Note: If you find a filter with 6.0MB on it, you replace it with 5.5MB or, If you find a filter with 6.0MC on it, you replace it with 5.5MC

One of the sets I modified was a UK Sharp C-1410 which looked very much like NZ C-3700,C-3705,C-4200 series, this is one of those sets that uses two filters and a sound detector coil. If you look at the C-3700 circuit you will see (assume) that there is a capacitor inside the can of the coil Experience has told me not to take coils apart to see what's inside, not even to read the capacitor value. take my word of it, it is better to guess what value might be inside, and then put a capacitor across the coil and see how the sound level improves. I guessed the value might be about 47pF The nearest capacitor I could find to a 9pF (47pF*1.19=55.93pF -47pF) in stock was a 12pF, this was placed across the coil which almost worked well, A small tweak with the slug worked excellent.

Another set was a South Africa Panasonic TC361. This set looked very much like a 14" version of New Zealand 26" M4 with a few minor changes for example the I.F. board was wired in and mounted on it's side, instead of been plugged in. The customer report said "Detector coils broken" after pulling out the M4 circuit it was revealed that the detector coil slug was one of the few slug that had not being broken, the broken slugs were in the I.F. coils. A quick check revealed that who ever tweaked and broke the slugs had not changed the quality of the picture to any noticeable effect. So guess what your strange author did next, the logical, pulled out a old M4 I.F. board and swapped the detector capacitor over, a change from 39pF to 47pF, and after doing the other changes and the set was turned on. The set was found to have normal sound level. No tweaking was needed for that slug.

Now having said all that the easiest way if all else fails is to put a trimmer capacitor on the track side of the printed circuit board, since writing the article, I was asked to modify a TRIAD TV after looking around their workshop for a few minutes I could not find a suitable capacitor, but I did find a trimmer capacitor from a National/Panasonic M7/M8 Chassis IF board. A 3-30pf trimmer capacitor seems to work out good, and that gets adjusted instead of the slug for the highest sound level.


Problems,
We all know to make a sound conversion look professional you have to replace the Sound Traps & Sound Take off then modify the Sound Detector coils, yet for some reason you can only buy a sound take off filter from our main TV & VCR parts supplier in New Zealand.

The only problems I have run into in the past is (1) Converting the modulator in the VCR, (while I have succeeded with lots of others) (2) and once had a two legged filter when most are three legged one (but solved that).

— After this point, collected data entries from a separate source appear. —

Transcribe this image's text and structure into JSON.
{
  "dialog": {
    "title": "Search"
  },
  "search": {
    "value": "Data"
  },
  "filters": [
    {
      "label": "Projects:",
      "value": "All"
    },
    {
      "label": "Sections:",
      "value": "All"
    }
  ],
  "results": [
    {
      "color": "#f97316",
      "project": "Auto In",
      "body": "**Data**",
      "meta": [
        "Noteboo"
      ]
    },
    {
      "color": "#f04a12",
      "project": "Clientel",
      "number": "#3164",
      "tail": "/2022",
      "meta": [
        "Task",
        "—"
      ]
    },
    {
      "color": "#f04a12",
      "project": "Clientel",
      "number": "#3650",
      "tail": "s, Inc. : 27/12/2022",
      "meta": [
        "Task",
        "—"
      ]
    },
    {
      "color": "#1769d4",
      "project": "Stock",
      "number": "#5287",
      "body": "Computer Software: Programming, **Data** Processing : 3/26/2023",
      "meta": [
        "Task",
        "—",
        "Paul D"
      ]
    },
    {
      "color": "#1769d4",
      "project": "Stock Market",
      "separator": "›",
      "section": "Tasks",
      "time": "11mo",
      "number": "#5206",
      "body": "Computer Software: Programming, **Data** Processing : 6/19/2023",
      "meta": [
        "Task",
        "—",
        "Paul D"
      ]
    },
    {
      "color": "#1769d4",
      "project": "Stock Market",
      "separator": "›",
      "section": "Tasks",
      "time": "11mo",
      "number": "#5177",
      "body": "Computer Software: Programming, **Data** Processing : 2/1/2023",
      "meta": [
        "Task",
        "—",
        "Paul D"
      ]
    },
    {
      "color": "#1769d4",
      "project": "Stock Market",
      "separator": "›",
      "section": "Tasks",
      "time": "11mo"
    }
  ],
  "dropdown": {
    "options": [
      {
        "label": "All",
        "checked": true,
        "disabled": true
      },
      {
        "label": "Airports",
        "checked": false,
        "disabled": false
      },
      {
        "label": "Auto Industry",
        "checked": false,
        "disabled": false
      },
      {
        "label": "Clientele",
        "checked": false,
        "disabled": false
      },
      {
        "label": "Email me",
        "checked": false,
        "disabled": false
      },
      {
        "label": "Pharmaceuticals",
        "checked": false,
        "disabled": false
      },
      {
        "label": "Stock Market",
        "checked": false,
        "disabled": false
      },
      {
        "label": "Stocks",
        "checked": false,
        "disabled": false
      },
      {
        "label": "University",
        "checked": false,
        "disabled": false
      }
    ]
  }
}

I have also modified a Hong Kong 6.0 MHz NICAM to NZ 5.5MHz. This Sound trap issue in NZ has left a horrible taste in my mouth that would be unlikely to undo, and as normal it is all my fault.



The parts problem,
Now here is a very strange story, In New Zealand the TV and VCR parts supply companies only sell "sound take" off, to get the "sound traps" you have to either get them from TV and VCR parts suppliers in Australia or from the agents of one brand or another. This seems to tell me, either the TV and VCR parts supply companies in New Zealand do not know their theory or they are tring to make us less efficiently at doing our work.